Before he carries out his planned executions, Pil-joo films himself making a video stating that he has a brain tumor and Alzheimer’s disease. He also makes a statement explaining that the people he will murder are the people responsible for destroying his family. All of the people he wants to murder are elderly men who were directly involved in betraying or causing the downfall of Pil-joo’s now-deceased parents and siblings.

Because of his declining health, Pil-joo enlists an unsuspecting accomplice to these murders: his restaurant co-worker In-gyu. Pil-joo tells In-gyu that he will pay In-gyu to drive Pil-joo to certain locations, because Pil-joo says that he let his own driver’s license expire. Pil-joo also says that he has a “bucket list” of people he wants to visit before he dies.

The car they use isn’t exactly an anonymous-looking vehicle: It’s a red Porsche. It’s a somewhat ridiculous part of the movie that Pil-joo wants his getaway car to be something that’s easily identifiable. However, the movie gives somewhat of a plausible explanation.

When In-gyu asks how Pil-joo was able to afford a Porsche, Pil-joo says that the Porsche is actually an unregistered vehicle that can’t be traced back to him. In-gyu doesn’t ask why the vehicle is unregistered. In-gyu is just happy to be able to drive a Porsche.

The trailer for “Remember” already shows that Pil-joo carries out some of the killings, and In-gyu discovers the real reason why Pil-joo hired him to be Pil-joo’s driver. By the time that In-gyu finds out that he’s been an accomplice to murder, he’s in too deep. The police announce to the media that they have a blurry surveillance camera video and an eyewitness sighting of a young man at one of the murder scenes, so In-gyu becomes paranoid about being blamed for the murder because he fits the description.

In-gyu begs Pil-joo to turn himself in to the police, but Pil-joo refuses to do that until he kills everyone on his hit list. He assures In-gyu that when he turns himself in for the murders, he will do everything possible to not let In-gyu be blamed for the crimes. Pil-joo promises that he will tell the authorities that In-gyu was forced to help Pil-joo commit these murders. In-gyu has a big secret of his own that Pil-joo gets involved with and makes both In-gyu and Pil-joo a possible target to be killed.

Hot on the trail of solving these murders is a police detective named Kang Young-sik (played by Jung Man-sik), who is a smart and formidable opponent to Pil-joo. A retired and respected military veteran named Kim Chi-duk (played by Park Geun-hyung) is the biggest target on Pil-joo’s hit list. Pil-joo wants to save that murder for last.

What “Remember” lacks in originality it makes up for with a lot of tension-filled action and believable performances from the principal cast members.

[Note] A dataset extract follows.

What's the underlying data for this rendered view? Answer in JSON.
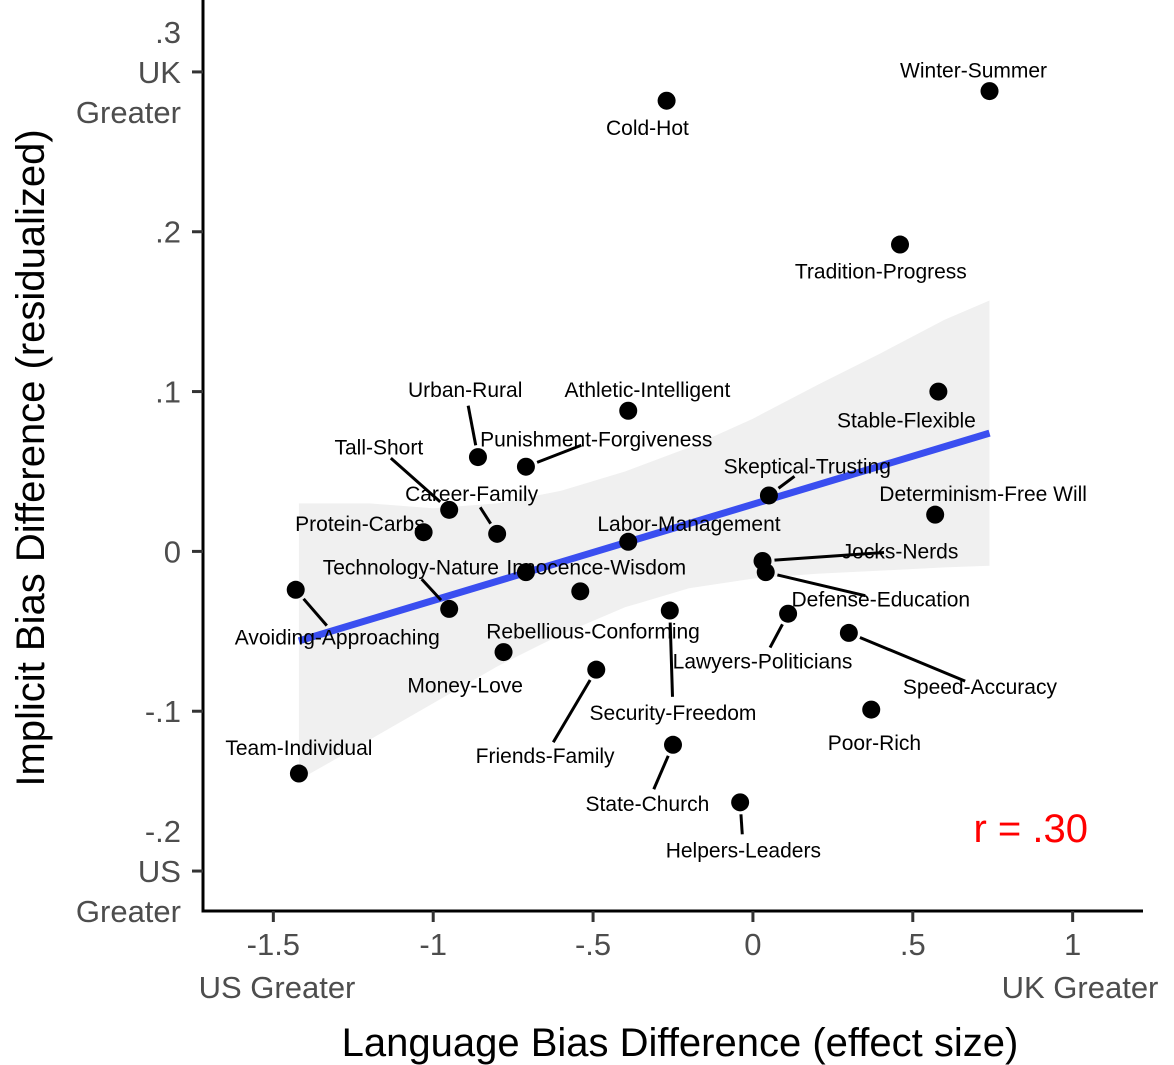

The movie puts forth questions about how sympathetic Pil-joo should really be, just because he’s elderly and dying. Lee’s portrayal of Pil-joo adeptly occupies that gray area of being neither a complete hero nor a complete villain.

Nam also gives a convincing performance as In-gyu, who becomes confused and terrified for most of the movie, but who is often Pil-joo’s only moral compass. “Remember” is not just a mindless film that shows people getting murdered. The movie also offers thoughtful messages about the emotional cost of holding grudges and how people who act out deadly revenge plans are usually hurting themselves too.

815 Pictures released “Remember” in select U.S. cinemas on November 4, 2022. The movie was released in South Korea on October 26, 2022.